While the reader recognizes the new robot is neither irrational nor insincere nor idiot, but is simply different from the pov robot. Specifically, in many of the same ways that females are (stereotypically anyway) different from males.
She behaves strangely (from his pov) because she is simply different from him. For instance if she is out in the open, he can only guess it's some kind of bait for a trap, but there is no trap or anything, she just doesn't think like he does. He thought she lied to him because she claimed to be trapped when she wasn't. Then he discovers she wasn't lying, and decides she was instead an idiot, because she *was* actually "trapped" in her hidy hole after all, but only because she simply couldn't figure out how the simple mechanical latch on her door worked.
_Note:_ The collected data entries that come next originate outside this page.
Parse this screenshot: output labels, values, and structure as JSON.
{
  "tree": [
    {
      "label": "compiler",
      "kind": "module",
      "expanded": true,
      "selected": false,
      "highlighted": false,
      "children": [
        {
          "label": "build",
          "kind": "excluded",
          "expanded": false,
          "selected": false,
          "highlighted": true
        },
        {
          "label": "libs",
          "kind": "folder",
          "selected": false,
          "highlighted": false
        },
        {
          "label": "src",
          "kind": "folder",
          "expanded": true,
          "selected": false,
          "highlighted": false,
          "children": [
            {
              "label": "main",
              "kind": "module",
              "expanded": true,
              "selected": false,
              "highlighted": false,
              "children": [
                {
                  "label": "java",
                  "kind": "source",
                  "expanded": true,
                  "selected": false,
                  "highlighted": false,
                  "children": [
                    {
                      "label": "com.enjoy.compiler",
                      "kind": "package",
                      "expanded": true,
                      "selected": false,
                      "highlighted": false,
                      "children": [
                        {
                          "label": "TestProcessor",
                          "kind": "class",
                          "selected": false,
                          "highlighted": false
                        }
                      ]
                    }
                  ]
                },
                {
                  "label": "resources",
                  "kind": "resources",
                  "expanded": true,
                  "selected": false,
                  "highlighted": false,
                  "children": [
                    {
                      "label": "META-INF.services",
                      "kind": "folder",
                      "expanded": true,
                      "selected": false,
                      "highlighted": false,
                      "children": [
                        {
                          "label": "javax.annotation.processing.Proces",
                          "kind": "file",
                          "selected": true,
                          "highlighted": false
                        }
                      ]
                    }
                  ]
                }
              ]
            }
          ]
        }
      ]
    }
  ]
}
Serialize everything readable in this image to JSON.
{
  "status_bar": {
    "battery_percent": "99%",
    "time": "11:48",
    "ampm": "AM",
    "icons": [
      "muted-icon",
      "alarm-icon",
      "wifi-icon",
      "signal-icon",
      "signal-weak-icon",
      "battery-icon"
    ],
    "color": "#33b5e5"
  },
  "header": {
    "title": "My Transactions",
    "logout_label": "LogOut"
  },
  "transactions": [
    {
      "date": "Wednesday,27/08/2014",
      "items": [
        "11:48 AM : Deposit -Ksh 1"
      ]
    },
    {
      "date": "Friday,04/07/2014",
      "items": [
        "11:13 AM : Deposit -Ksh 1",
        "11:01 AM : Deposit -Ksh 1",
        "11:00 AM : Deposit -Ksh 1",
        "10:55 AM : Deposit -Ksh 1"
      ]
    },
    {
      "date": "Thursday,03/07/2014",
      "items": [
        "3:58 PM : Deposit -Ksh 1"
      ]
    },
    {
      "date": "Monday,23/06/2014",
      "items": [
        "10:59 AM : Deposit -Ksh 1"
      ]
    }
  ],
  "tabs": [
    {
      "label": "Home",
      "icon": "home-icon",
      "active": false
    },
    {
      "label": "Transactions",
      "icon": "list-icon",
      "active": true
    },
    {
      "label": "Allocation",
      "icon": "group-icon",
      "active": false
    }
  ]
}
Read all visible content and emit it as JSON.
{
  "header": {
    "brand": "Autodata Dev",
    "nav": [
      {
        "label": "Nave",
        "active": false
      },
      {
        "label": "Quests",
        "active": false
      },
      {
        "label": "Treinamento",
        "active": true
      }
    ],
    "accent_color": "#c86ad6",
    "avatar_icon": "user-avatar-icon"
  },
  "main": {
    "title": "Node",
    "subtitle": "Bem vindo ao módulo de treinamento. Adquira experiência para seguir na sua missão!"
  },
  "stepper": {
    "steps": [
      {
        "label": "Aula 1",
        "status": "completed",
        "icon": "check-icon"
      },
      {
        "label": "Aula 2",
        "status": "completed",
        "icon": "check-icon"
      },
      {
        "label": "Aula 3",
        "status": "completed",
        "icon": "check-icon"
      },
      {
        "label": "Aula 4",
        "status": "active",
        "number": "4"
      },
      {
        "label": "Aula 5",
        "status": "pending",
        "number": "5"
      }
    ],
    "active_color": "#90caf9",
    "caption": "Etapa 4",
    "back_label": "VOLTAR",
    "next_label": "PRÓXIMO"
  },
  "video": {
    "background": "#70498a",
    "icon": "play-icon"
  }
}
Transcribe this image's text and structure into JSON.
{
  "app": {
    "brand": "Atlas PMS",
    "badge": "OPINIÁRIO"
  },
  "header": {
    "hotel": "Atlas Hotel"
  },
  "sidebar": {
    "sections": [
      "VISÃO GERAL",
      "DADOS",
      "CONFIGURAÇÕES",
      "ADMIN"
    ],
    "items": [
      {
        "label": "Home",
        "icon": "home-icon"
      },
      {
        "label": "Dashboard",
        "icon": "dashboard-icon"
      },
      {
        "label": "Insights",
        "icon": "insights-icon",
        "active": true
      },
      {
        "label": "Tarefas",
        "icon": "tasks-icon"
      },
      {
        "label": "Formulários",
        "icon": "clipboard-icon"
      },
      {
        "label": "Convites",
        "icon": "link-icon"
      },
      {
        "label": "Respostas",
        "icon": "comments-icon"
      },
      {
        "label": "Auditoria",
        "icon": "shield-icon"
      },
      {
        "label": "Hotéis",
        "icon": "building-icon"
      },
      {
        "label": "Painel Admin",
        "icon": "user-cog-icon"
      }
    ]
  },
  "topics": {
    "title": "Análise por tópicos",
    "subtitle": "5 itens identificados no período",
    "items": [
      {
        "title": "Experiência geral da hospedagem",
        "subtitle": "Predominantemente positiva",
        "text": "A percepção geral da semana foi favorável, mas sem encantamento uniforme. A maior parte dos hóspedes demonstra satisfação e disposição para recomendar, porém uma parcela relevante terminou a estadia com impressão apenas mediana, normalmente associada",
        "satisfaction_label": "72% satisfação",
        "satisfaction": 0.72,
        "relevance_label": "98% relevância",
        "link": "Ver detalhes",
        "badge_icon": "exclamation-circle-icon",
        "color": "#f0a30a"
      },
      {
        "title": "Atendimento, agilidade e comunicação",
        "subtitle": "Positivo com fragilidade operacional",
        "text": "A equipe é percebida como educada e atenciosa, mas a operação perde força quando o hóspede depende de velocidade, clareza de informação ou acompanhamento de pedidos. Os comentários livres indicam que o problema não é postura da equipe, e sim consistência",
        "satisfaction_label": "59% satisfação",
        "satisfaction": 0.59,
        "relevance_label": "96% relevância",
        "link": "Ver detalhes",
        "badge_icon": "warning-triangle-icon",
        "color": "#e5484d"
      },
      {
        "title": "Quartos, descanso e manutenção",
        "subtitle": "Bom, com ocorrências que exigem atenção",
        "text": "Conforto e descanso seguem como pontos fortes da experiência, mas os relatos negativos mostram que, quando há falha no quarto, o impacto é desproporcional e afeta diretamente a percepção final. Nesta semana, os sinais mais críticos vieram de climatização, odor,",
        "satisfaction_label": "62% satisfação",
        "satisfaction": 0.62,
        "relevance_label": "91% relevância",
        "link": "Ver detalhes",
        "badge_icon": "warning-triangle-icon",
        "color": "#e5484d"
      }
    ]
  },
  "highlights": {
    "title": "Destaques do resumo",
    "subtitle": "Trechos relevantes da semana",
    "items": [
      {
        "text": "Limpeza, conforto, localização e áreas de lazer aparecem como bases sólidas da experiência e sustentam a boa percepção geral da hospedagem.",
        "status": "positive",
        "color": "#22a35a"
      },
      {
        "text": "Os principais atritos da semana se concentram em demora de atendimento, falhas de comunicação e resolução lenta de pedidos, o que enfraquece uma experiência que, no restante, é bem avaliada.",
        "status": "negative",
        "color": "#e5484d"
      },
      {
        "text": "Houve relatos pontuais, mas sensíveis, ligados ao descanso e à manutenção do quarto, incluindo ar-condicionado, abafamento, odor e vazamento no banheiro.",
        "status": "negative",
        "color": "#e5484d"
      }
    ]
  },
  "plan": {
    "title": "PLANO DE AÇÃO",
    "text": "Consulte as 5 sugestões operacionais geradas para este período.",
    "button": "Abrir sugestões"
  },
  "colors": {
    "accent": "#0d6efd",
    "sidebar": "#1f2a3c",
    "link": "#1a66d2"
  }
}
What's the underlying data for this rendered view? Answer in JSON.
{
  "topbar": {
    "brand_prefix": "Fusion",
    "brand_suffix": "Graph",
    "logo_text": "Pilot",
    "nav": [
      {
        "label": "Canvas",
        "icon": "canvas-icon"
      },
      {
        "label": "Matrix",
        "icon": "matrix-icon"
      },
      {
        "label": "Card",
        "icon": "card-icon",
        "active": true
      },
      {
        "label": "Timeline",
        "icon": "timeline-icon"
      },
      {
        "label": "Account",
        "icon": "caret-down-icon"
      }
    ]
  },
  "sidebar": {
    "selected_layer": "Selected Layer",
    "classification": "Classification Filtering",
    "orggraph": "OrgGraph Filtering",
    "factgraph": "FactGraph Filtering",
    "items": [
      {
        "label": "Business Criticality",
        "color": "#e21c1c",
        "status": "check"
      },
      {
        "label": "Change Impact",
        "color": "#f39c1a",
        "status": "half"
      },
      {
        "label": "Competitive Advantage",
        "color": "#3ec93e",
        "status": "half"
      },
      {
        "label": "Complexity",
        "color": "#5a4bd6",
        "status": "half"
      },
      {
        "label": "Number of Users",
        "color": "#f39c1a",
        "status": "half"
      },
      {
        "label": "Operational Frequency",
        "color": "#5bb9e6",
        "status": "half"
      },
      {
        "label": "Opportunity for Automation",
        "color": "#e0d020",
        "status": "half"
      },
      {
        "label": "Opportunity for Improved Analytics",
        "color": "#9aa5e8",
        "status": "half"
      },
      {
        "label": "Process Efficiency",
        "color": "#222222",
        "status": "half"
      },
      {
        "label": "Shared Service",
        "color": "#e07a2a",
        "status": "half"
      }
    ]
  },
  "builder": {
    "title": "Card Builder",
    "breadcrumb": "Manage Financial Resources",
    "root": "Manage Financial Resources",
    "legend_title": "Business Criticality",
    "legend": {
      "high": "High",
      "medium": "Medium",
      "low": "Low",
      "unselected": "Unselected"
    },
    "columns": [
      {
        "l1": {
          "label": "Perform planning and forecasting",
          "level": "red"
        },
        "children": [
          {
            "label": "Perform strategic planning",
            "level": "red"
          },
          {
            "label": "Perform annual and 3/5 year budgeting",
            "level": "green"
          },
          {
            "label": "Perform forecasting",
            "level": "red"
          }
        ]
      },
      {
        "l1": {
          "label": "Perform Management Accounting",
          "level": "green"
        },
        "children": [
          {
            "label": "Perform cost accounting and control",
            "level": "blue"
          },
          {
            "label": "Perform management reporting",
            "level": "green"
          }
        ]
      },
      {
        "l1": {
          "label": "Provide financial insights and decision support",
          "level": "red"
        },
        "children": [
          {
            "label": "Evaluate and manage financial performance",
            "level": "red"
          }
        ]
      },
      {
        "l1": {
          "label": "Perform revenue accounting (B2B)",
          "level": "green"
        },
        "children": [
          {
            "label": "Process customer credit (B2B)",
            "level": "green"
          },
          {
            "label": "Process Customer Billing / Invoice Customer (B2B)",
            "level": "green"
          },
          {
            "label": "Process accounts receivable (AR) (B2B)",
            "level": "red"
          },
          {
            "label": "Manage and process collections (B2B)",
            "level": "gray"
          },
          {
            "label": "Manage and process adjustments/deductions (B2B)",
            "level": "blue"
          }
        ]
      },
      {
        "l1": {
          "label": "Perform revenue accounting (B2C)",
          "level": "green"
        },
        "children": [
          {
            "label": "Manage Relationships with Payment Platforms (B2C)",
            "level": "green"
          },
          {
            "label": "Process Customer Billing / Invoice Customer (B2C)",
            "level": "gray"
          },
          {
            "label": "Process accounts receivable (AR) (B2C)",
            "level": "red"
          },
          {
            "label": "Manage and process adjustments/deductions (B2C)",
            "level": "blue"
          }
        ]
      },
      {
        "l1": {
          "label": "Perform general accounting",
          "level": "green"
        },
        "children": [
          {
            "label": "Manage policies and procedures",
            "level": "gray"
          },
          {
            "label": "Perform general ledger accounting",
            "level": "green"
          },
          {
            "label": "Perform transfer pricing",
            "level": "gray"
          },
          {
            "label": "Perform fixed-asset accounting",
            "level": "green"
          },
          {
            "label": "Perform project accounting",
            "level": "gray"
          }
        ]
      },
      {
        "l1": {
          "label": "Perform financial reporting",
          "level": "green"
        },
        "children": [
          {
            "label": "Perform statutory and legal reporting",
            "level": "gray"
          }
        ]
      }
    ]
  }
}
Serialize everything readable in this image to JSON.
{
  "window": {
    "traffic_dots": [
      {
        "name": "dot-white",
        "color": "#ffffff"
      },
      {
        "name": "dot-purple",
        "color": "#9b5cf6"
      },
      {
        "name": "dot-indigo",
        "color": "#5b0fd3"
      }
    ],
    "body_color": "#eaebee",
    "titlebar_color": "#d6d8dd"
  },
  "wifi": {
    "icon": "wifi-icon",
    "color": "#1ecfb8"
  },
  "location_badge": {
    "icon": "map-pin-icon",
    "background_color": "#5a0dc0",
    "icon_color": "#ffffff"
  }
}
Meanwhile he's having some sort of mental problems dealing with the situation they are in and is losing grip with reality and reason. She ends up being as intelligent as he, and having skills that are as valuable as his, but which are entirely different from his. She ends up helping him regain control of himself and not go crazy and die.
And the end of the story is him recognizing all of this. Holy cow, someone could be different from me and yet be as rational and as valid as me, and in fact I am ignorant of things that other people are knowledgeable and skilled at, and I may need those other things from them the same way they need what I'm good at from me.
I read it as pretty much an Aesops Fable for males to respect females, or for engineers to respect artists, or for warriors to respect philosophers, etc. And I think pretty much only in that one direction. I don't remember the female/nurse/psychologist robot ever having scorn for the male/warrior/mechanic robot, or having to grow and learn in order to overcome any prejudice about the male robot. The story is pretty much the male robot starting out with this prejudice, or more accurately merely ignorance, and losing it.